Sector 8 (Large end-use electricity customer) had two open seats, for terms expiring Jan. 31, 2027, and Jan 31, 2028. Venona Greaff of Occidental and Mike Della Penna of Google were elected for this sector, and a sector election will be held to determine who will serve out which term.

Nominations are underway through Dec. 19 for the open at-large RSTC members, five of whom will serve two-year terms ending Jan. 31, 2028, and two of whom will serve out the terms of departing members that expire Jan. 31, 2027. The chosen representatives will join the three other at-large members whose terms end in 2027.

NERC’s Board of Trustees must approve the RSTC leadership changes and membership at its next meeting, scheduled for Feb. 11, 2026, in Savannah, Ga.

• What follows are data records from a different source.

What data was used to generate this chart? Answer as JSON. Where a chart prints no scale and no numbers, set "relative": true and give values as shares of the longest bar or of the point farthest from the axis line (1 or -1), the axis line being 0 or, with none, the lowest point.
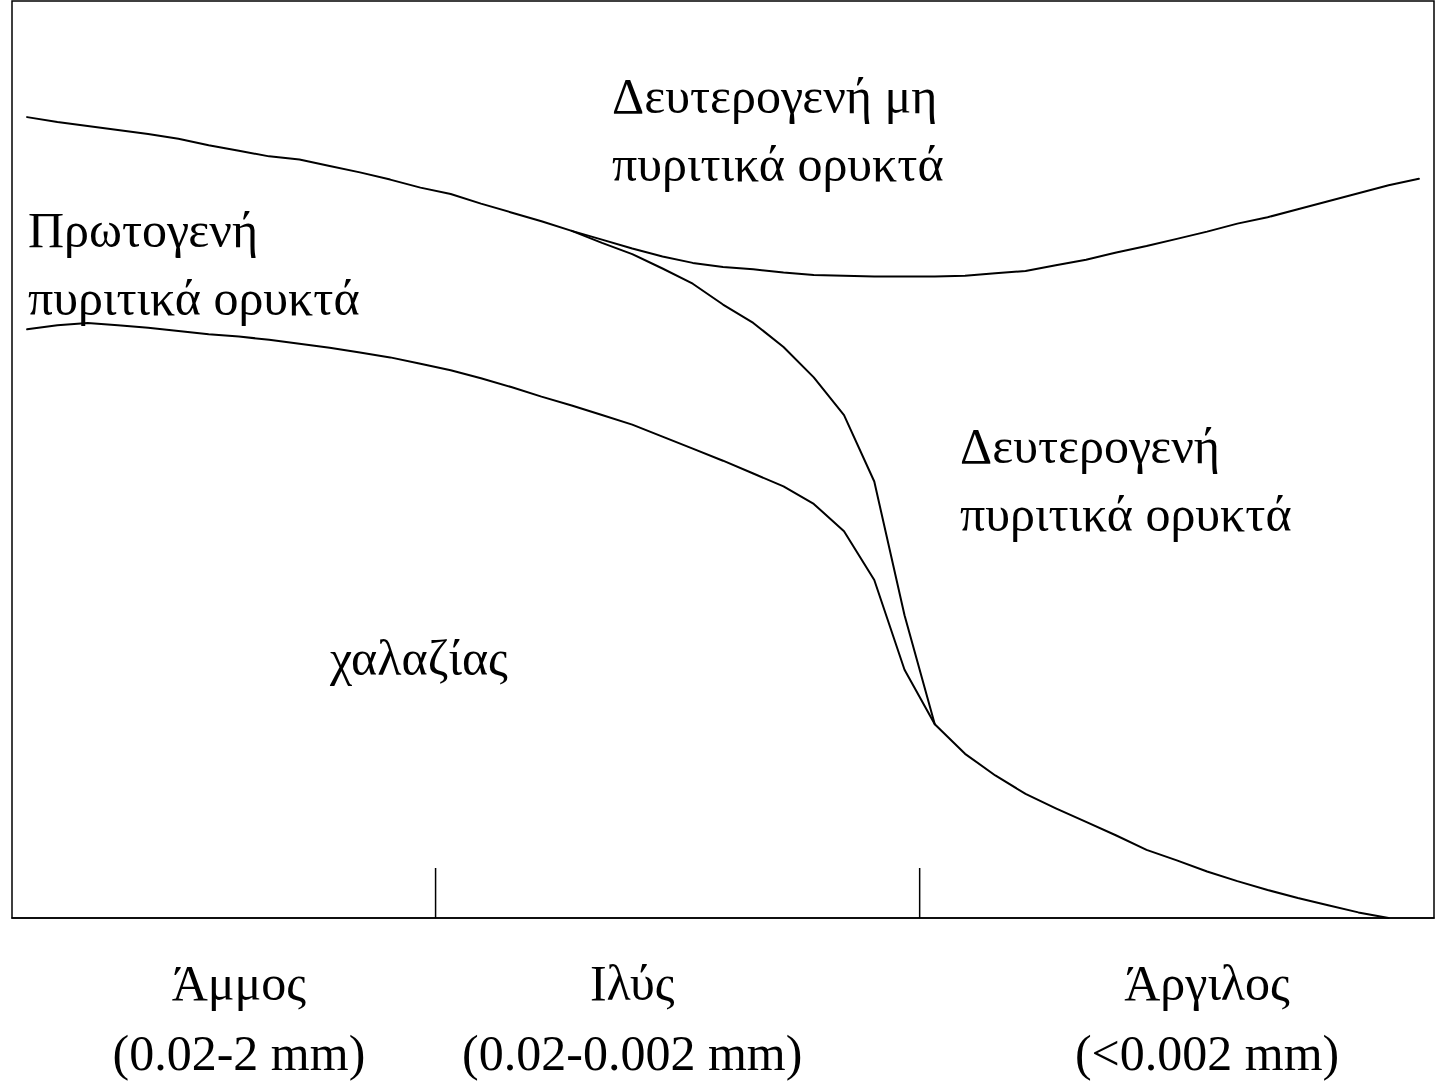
{
  "chart_data": {
    "type": "line",
    "relative": true,
    "categories": [
      null,
      null,
      null,
      null,
      null,
      null,
      null,
      "Άμμος\n(0.02-2 mm)",
      null,
      null,
      null,
      null,
      null,
      null,
      null,
      null,
      null,
      null,
      null,
      null,
      "Ιλύς\n(0.02-0.002 mm)",
      null,
      null,
      null,
      null,
      null,
      null,
      null,
      null,
      null,
      null,
      null,
      null,
      null,
      null,
      null,
      null,
      null,
      null,
      "Άργιλος\n(<0.002 mm)",
      null,
      null,
      null,
      null,
      null,
      null,
      null
    ],
    "series": [
      {
        "color": "#000000",
        "values": [
          1.0,
          0.994,
          0.989,
          0.984,
          0.979,
          0.973,
          0.965,
          0.958,
          0.951,
          0.947,
          0.939,
          0.931,
          0.922,
          0.912,
          0.904,
          0.892,
          0.881,
          0.87,
          0.858,
          0.847,
          0.836,
          0.826,
          0.818,
          0.813,
          0.81,
          0.806,
          0.803,
          0.802,
          0.801,
          0.801,
          0.801,
          0.802,
          0.805,
          0.808,
          0.815,
          0.822,
          0.831,
          0.839,
          0.848,
          0.857,
          0.867,
          0.875,
          0.885,
          0.895,
          0.905,
          0.915,
          0.923
        ]
      },
      {
        "color": "#000000",
        "values": [
          null,
          null,
          null,
          null,
          null,
          null,
          null,
          null,
          null,
          null,
          null,
          null,
          null,
          null,
          null,
          null,
          null,
          null,
          0.858,
          0.843,
          0.829,
          0.811,
          0.792,
          0.766,
          0.743,
          0.713,
          0.675,
          0.628,
          0.545,
          0.378,
          0.242,
          null,
          null,
          null,
          null,
          null,
          null,
          null,
          null,
          null,
          null,
          null,
          null,
          null,
          null,
          null,
          null
        ]
      },
      {
        "color": "#000000",
        "values": [
          0.735,
          0.74,
          0.743,
          0.74,
          0.737,
          0.733,
          0.729,
          0.726,
          0.722,
          0.717,
          0.712,
          0.706,
          0.7,
          0.692,
          0.684,
          0.674,
          0.663,
          0.651,
          0.64,
          0.628,
          0.616,
          0.601,
          0.586,
          0.571,
          0.555,
          0.539,
          0.517,
          0.483,
          0.422,
          0.31,
          0.242,
          0.205,
          0.178,
          0.155,
          0.137,
          0.12,
          0.103,
          0.085,
          0.072,
          0.058,
          0.046,
          0.035,
          0.025,
          0.016,
          0.007,
          0,
          null
        ]
      }
    ],
    "annotations": [
      "Δευτερογενή μη\nπυριτικά ορυκτά",
      "Πρωτογενή\nπυριτικά ορυκτά",
      "Δευτερογενή\nπυριτικά ορυκτά",
      "χαλαζίας"
    ],
    "marker": "none",
    "line_style": "solid",
    "grid": false
  }
}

White Papers, Guidelines and Reference Documents

Following the leadership election, members approved the RSTC’s 2026-2027 Strategic Plan. The document sets expectations and deliverables for the RSTC in the coming year while guiding coordination with other standing committees.

Next, members approved a security guideline for addressing cybersecurity incidents affecting vendors of grid equipment. The RSTC’s Supply Chain Subcommittee developed the guideline in recognition of the risk cyberattacks on vendors could pose to the security of the electric grid. While following the guideline is not mandatory, it does present “key practices and information” to maintain reliable operation.

The SCS presented another guideline for approval offering “an industry-standard guide for … the development of procurement language to mitigate supply chain security risks that may be introduced by vendors.” The document provides key considerations for procurement language and suggestions for supply chain risk mitigation requirements.

Another guideline on the use of cloud computing for grid management came from the Security Working Group, which wrote that “understanding security in these complex environments is a common challenge in industry.” The document “presents basic cloud concepts, including the principles of information protection,” and is meant to supplement previous guidance on using encryption in cloud environments.

RSTC members then approved a research paper from the System Planning Impacts from Distributed Energy Resources Working Group on the impact of distributed energy resource aggregators and DER management systems on the working group’s DER modeling framework. The paper’s recommendations touch on collection and management of DER data.

Finally, the committee approved updates to a technical reference document on dynamic load modeling, intended “to reflect the current state of the art.” The new document includes updates to industrial load parameters, recommendations for use of the complex load model and changes to the load modeling data tool.